An innovative collaboration to safeguard Big Tech campus health.

The Concept

This project was to design a system to help Microsoft Campus managers preempt the spread of contagions within their campus’s population by collecting data points relating to health and wellness, categorizing the data by location, and then displaying this information in a meaningful, user-friendly interface.

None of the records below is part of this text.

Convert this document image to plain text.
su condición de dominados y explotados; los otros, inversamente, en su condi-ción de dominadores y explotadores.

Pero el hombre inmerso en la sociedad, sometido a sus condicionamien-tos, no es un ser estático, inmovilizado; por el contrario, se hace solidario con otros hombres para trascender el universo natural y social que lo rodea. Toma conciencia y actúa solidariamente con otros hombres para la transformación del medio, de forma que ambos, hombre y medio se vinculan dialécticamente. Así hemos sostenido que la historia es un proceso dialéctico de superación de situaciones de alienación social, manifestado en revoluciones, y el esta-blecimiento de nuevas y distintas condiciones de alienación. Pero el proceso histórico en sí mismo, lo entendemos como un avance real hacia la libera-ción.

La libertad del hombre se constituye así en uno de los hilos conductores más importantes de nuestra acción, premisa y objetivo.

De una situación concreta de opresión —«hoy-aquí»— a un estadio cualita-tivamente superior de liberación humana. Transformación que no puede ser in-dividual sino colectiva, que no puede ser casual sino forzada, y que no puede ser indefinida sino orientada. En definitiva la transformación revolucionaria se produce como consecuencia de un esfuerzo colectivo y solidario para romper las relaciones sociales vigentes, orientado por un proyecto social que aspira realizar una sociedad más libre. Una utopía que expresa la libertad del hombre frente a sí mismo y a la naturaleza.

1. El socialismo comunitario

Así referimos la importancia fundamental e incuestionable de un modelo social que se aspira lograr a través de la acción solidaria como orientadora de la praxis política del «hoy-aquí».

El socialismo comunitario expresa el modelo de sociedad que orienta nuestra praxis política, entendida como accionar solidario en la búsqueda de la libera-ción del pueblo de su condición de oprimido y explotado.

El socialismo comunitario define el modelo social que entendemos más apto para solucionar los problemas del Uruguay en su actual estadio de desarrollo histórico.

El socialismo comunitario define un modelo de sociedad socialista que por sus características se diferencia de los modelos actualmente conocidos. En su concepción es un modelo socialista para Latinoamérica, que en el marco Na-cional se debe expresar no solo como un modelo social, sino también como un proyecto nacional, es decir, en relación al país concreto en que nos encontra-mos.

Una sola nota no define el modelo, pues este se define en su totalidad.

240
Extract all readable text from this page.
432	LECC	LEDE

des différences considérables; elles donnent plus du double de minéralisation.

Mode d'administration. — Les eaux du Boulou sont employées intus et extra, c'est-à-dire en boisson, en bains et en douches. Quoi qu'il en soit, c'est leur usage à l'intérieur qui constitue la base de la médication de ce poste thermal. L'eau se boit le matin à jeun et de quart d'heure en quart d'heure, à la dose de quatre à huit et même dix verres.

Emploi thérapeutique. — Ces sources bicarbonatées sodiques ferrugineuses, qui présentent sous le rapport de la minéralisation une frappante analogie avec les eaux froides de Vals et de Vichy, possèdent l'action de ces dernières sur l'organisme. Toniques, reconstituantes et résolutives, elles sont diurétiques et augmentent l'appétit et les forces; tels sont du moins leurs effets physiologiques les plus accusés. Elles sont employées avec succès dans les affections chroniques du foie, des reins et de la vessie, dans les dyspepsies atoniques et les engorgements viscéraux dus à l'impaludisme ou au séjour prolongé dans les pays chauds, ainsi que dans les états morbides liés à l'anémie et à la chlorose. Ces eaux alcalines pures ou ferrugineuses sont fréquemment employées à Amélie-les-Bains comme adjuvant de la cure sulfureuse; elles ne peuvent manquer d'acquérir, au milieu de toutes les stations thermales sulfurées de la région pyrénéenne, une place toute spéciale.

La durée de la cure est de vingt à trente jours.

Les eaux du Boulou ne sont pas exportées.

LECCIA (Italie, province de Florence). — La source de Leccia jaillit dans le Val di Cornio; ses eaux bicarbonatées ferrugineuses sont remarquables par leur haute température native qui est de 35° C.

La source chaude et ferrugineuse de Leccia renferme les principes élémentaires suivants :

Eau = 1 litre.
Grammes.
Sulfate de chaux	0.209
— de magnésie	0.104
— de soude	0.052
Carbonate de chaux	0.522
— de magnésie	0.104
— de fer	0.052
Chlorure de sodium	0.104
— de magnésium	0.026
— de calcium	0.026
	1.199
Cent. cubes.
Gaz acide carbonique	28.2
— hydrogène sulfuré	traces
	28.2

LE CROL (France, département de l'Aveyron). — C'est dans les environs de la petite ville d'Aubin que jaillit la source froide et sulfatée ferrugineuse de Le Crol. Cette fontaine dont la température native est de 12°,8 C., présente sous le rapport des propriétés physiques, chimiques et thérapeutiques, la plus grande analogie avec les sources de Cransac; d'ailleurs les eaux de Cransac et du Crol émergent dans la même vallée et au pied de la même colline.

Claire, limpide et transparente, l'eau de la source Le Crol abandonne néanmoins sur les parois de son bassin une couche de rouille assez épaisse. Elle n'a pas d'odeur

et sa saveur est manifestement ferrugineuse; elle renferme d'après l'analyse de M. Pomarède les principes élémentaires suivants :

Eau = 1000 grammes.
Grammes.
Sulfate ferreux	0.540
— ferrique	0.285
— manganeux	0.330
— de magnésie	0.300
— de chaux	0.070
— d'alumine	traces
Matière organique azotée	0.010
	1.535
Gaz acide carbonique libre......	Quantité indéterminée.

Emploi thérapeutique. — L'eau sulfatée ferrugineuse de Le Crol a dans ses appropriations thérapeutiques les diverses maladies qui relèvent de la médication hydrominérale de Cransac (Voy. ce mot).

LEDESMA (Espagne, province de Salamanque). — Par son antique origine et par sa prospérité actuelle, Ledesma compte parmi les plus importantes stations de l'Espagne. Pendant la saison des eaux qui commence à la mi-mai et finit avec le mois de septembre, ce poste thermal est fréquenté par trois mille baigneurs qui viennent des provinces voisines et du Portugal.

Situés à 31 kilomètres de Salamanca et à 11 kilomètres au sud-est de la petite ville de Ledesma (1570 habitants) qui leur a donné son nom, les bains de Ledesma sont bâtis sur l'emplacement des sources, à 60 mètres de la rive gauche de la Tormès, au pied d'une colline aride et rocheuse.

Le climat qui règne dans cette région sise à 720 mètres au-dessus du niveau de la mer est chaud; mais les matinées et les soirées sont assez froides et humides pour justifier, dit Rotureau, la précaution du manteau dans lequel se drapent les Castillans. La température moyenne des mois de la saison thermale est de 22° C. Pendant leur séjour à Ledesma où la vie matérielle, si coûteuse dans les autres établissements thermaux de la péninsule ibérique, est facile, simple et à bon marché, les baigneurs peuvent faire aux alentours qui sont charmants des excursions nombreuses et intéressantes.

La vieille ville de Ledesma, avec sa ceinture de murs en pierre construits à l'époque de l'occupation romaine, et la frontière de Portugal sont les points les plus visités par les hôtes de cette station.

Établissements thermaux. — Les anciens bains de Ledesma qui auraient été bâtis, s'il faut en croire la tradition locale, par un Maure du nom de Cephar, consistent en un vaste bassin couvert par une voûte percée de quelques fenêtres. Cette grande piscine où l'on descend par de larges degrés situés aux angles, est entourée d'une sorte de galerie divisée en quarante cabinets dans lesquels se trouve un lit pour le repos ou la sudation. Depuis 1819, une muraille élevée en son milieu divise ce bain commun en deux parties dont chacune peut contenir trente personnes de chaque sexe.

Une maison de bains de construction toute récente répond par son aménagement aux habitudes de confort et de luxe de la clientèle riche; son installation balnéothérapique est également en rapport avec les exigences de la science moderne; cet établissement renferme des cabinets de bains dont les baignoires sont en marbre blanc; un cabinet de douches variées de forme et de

The industrial designer proposed four sets of data points:

  1. Frequency of coughs and sneezes
  2. Body temperatures
  3. Unexplained absences
  4. Frequency of bathroom usage

As the UX/UI designer, I flushed out the user needs and general project requirements, and then to design the UX/UI. The only direction I was given from a UX perspective was:

“Make it look like Windows '95”

Defining Thresholds

The settings panel needed two distinct functionalities. First, to allow the user to adjust the thresholds - effectively ajusting system sensitivity - to the four above-mentioned data points:

Second, the user must be able to customize the automatic message generated and sent to concerned parties when those thresholds are breached:

Color Maps & Zoom Levels

With usability in mind, I displayed the datasets in a simple, intuitive visual: color coded maps (green, yellow, and red) corresponding to the assumed health of an area based on the collected data.

Zoom Level 0

Requirements necessitated zoom functionality.

Zoom Level 2

Higher zoom levels reveal more details of metadata.

Zoom Level 3

Zoom Level 4

Prototypes & Timelapses

Using Adobe Photoshop and InVisionApp, I created a prototype of the system and recorded videos of users clicking through it; these videos were then presented to the stakeholders.

I animated the timespan functinality and included it in the prototype.